The full range of empirically based research methodologies in the operations management context—including (but not limited to) surveys, case studies, action research and secondary data analysis (e.g. event study and panel data analysis)—are welcome. Papers adopting mixed methodology are also welcome. However, pure modelling and simulation papers or literature reviews are beyond our consideration.


Submission and review process

Submissions are based on invitation by the guest editors. The following deadlines apply to this Special Issue:

  • Open for Submission: 17/12/2020
  • Closing Date: 11/03/2021
  • Date of Final Acceptance: 06/09/2021

Submissions are to be made through the IJLSS ScholarOne manuscript submission portal  https://mc.manuscriptcentral.com/ijlss and please consult the author guidelines prior to submission, that are found here


Special issue editorial team

Professor Ronald J.M.M. Does: Ronald Does has been professor at the University of Amsterdam since 1991. From the early eighties Ronald Does has been publishing research in the fields of mathematical, medical and industrial statistics, psychometrics and operations management. In addition, he is the co-author of eleven books in the field of industrial statistics.

In 2008 he received the William G. Hunter Award from the Statistics Division of ASQ and in 2019 the Shewhart Medal from ASQ and the Box Medal from ENBIS. Internationally, he is active in ASA (fellow), ASQ (fellow), ENBIS (founding director), ISEA (board member) and ISBIS. In addition, he is an Academician of the International Academy for Quality, elected member of the International Statistical Institute, and a member of the editorial boards of Quality Engineering, Journal of Quality Technology and Quality Technology & Quantitative Management.

On May 1, 1994 he founded the Institute for Business and Industrial Statistics (IBIS UvA).
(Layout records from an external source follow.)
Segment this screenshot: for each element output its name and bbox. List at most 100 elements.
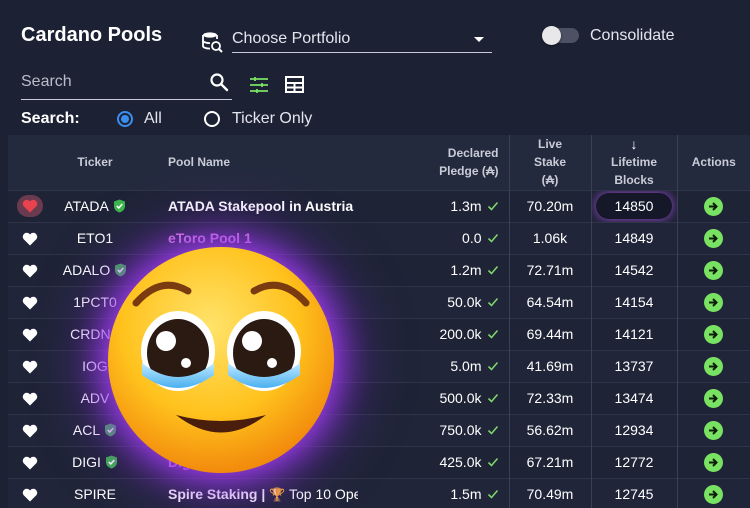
- favorite-cell[interactable]: [8, 318, 52, 350]
- portfolio-database-icon[interactable]: [201, 31, 223, 53]
- pledge-met-check-icon: [482, 486, 499, 502]
- pool-name-cell[interactable]: ACL: [138, 414, 358, 446]
- table-row[interactable]: CRDNS 200.0k 69.44m 14121: [8, 318, 750, 350]
- stake-cell: 72.33m: [508, 382, 591, 414]
- ticker-cell: ETO1: [52, 222, 138, 254]
- table-view-icon[interactable]: [285, 76, 304, 93]
- radio-ticker-only-label[interactable]: Ticker Only: [232, 110, 312, 128]
- toggle-knob: [542, 26, 561, 45]
- arrow-right-icon[interactable]: [704, 452, 724, 472]
- ticker-value: ACL: [72, 422, 101, 438]
- favorite-cell[interactable]: [8, 254, 52, 286]
- table-row[interactable]: DIGI Dig 425.0k 67.21m 12772: [8, 446, 750, 478]
- arrow-right-icon[interactable]: [704, 420, 724, 440]
- table-row[interactable]: ADALO 1.2m 72.71m 14542: [8, 254, 750, 286]
- ticker-value: ADV: [80, 390, 110, 406]
- pool-name-cell[interactable]: [138, 254, 358, 286]
- radio-all-label[interactable]: All: [144, 110, 162, 128]
- portfolio-dropdown[interactable]: Choose Portfolio: [232, 24, 492, 53]
- blocks-cell: 13474: [590, 382, 677, 414]
- table-row[interactable]: ADV 500.0k 72.33m 13474: [8, 382, 750, 414]
- arrow-right-icon[interactable]: [704, 228, 724, 248]
- pool-name-cell[interactable]: eToro Pool 1: [138, 222, 358, 254]
- pool-name-cell[interactable]: [138, 382, 358, 414]
- search-input[interactable]: Search: [21, 70, 232, 100]
- ticker-value: CRDNS: [70, 326, 120, 342]
- arrow-right-icon[interactable]: [704, 388, 724, 408]
- ticker-value: 1PCT0: [73, 294, 117, 310]
- actions-cell: [676, 222, 750, 254]
- favorite-heart-icon[interactable]: [22, 326, 38, 342]
- favorite-heart-icon[interactable]: [22, 358, 38, 374]
- col-declared-pledge[interactable]: Declared Pledge (₳): [358, 135, 509, 190]
- table-row[interactable]: ACL ACL 750.0k 56.62m 12934: [8, 414, 750, 446]
- table-row[interactable]: ATADA ATADA Stakepool in Austria 1.3m 70…: [8, 190, 750, 222]
- sort-arrow-icon: ↓: [630, 136, 638, 153]
- table-row[interactable]: 1PCT0 50.0k 64.54m 14154: [8, 286, 750, 318]
- pool-name-value[interactable]: Dig: [168, 454, 191, 470]
- filter-sliders-icon[interactable]: [249, 75, 269, 95]
- favorite-cell[interactable]: [8, 190, 52, 222]
- col-live-stake[interactable]: Live Stake (₳): [508, 135, 591, 190]
- pool-name-value[interactable]: ACL: [168, 422, 197, 438]
- col-ticker[interactable]: Ticker: [52, 135, 138, 190]
- pool-name-suffix: Top 10 Operator: [289, 485, 358, 502]
- stake-cell: 64.54m: [508, 286, 591, 318]
- ticker-value: DIGI: [72, 454, 101, 470]
- radio-ticker-only[interactable]: [204, 111, 220, 127]
- blocks-cell: 14154: [590, 286, 677, 318]
- pool-name-value[interactable]: eToro Pool 1: [168, 230, 252, 246]
- table-row[interactable]: IOG ) - 1 5.0m 41.69m 13737: [8, 350, 750, 382]
- stake-cell: 56.62m: [508, 414, 591, 446]
- favorite-cell[interactable]: [8, 478, 52, 508]
- arrow-right-icon[interactable]: [704, 356, 724, 376]
- stake-cell: 70.20m: [508, 190, 591, 222]
- favorite-heart-icon[interactable]: [22, 230, 38, 246]
- search-icon[interactable]: [209, 72, 229, 92]
- favorite-heart-icon[interactable]: [17, 195, 43, 217]
- highlighted-blocks: 14850: [595, 193, 673, 219]
- radio-all[interactable]: [117, 111, 133, 127]
- pool-name-cell[interactable]: [138, 286, 358, 318]
- arrow-right-icon[interactable]: [704, 324, 724, 344]
- pledge-met-check-icon: [482, 358, 499, 374]
- arrow-right-icon[interactable]: [704, 484, 724, 504]
- pledge-cell: 50.0k: [358, 286, 509, 318]
- favorite-heart-icon[interactable]: [22, 390, 38, 406]
- arrow-right-icon[interactable]: [704, 196, 724, 216]
- favorite-cell[interactable]: [8, 446, 52, 478]
- pool-name-cell[interactable]: ) - 1: [138, 350, 358, 382]
- pool-name-value[interactable]: ATADA Stakepool in Austria: [168, 198, 353, 214]
- arrow-right-icon[interactable]: [704, 292, 724, 312]
- pool-name-cell[interactable]: [138, 318, 358, 350]
- table-row[interactable]: ETO1 eToro Pool 1 0.0 1.06k 14849: [8, 222, 750, 254]
- stake-value: 72.33m: [526, 390, 574, 406]
- favorite-heart-icon[interactable]: [22, 294, 38, 310]
- actions-cell: [676, 414, 750, 446]
- pool-name-cell[interactable]: ATADA Stakepool in Austria: [138, 190, 358, 222]
- pool-name-value[interactable]: Spire Staking |: [168, 486, 269, 502]
- favorite-cell[interactable]: [8, 350, 52, 382]
- col-pool-name[interactable]: Pool Name: [138, 135, 358, 190]
- arrow-right-icon[interactable]: [704, 260, 724, 280]
- favorite-cell[interactable]: [8, 414, 52, 446]
- blocks-value: 12772: [614, 454, 654, 470]
- stake-cell: 41.69m: [508, 350, 591, 382]
- favorite-cell[interactable]: [8, 222, 52, 254]
- actions-cell: [676, 478, 750, 508]
- col-lifetime-blocks[interactable]: ↓ Lifetime Blocks: [590, 135, 677, 190]
- pool-name-cell[interactable]: Dig: [138, 446, 358, 478]
- pool-name-value[interactable]: ) - 1: [168, 358, 193, 374]
- table-row[interactable]: SPIRE Spire Staking | 🏆 Top 10 Operator …: [8, 478, 750, 508]
- pool-name-cell[interactable]: Spire Staking | 🏆 Top 10 Operator: [138, 478, 358, 508]
- favorite-cell[interactable]: [8, 382, 52, 414]
- top-bar: Cardano Pools Choose Portfolio Consolida…: [0, 0, 750, 135]
- favorite-heart-icon[interactable]: [22, 454, 38, 470]
- favorite-cell[interactable]: [8, 286, 52, 318]
- consolidate-toggle[interactable]: [542, 26, 579, 45]
- favorite-heart-icon[interactable]: [22, 262, 38, 278]
- col-blocks-line1: Lifetime: [610, 155, 657, 170]
- pledge-met-check-icon: [482, 262, 499, 278]
- favorite-heart-icon[interactable]: [22, 422, 38, 438]
- favorite-heart-icon[interactable]: [22, 486, 38, 502]
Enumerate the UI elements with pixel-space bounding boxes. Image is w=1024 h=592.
As director of IBIS UvA he was / is consulting a large number of companies on LSS related topics, such as Achmea, ASM Lithography, Canisius Wilhelmina Hospital, DAF Trucks, Douwe Egberts, Fokker Aerostructures, Philips, Red Cross Hospital, Reinier de Graaf Group, Stork, Thales, University Medical Center Groningen and ZwitserLeven.


Dr Bart A. Lameijer: Bart Lameijer is Assistant Professor at the Operations Management Section of the University of Amsterdam Business School. His research focusses on the implementation of continuous improvement methods such as Lean and Six Sigma and he teaches Operational Excellence and Operations Management courses. The results of his research have been published in various international journals.

Before becoming an Assistant Professor he fulfilled several Lean, Six Sigma and Data Analytics roles at Deloitte Consulting and ABN-AMRO bank in the Netherlands, Germany and Asia in operations, IT and commercial business environments. His experience with the application of Lean and Six Sigma motivated him to commence his research on the implementation of Lean Six Sigma (LSS).